# Multi-armed Bandits Algorithms

This notebook explains and reproduces the most popular multi-armed bandits (MAB) algorithms:
- epsilon-greedy
- UCB
- Thompson Sampling

### What?
MAB is a classic reinforcement learning problem for balancing the trade-off between exploration vs exploitation.

Essentially, MAB formulates various kinds of sequential decision-making problems; thus, it is applicable to a wide range of scenarios.

### Example
In a casino, a gambler plays a slot machine that has `K` pulling arms (the story if there are `K` slot machines with one arm). 

How to leave the casino without being bankrupt?
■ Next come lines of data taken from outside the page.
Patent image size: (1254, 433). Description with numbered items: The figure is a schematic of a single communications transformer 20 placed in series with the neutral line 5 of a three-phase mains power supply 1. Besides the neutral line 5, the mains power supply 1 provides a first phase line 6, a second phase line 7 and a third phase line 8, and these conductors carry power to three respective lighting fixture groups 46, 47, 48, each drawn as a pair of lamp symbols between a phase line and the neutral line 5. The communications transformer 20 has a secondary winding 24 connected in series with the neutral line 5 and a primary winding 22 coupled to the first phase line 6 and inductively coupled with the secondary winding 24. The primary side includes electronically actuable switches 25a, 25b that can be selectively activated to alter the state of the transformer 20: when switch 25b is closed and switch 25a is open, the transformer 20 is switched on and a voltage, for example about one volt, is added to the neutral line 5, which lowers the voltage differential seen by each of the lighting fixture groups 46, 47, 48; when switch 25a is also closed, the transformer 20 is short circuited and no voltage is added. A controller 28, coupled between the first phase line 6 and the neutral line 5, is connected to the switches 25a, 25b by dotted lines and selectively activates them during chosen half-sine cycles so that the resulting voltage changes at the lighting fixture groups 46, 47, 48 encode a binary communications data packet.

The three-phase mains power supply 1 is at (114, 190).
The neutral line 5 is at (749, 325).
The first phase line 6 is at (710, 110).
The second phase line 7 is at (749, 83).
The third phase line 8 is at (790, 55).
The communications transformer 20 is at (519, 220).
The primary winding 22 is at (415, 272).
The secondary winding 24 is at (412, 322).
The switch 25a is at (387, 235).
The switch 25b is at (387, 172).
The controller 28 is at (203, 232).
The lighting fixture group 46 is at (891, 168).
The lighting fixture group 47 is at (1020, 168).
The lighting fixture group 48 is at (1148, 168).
Or even with some earnings?

##### Rules
1. Each arm has a reward distribution that is initially unknown to the gambler.
2. Each round, the gambler can only play one arm and only observe the reward of that very arm.

##### Goal
Maximize the cumulative reward before he bankrupts or the casino closes.

# Algorithms

In [4]:
import numpy as np
import matplotlib.pyplot as plt

# Problem (Bandit Environment)

Don't get confused.

MAB algorithms solves MAB problems.

We need to define a problem first before investigating how each algorithms perform.

### The gambler, Jack
In front of Jack, the gambler, is a fancy slot machine, called the Fruit Machine.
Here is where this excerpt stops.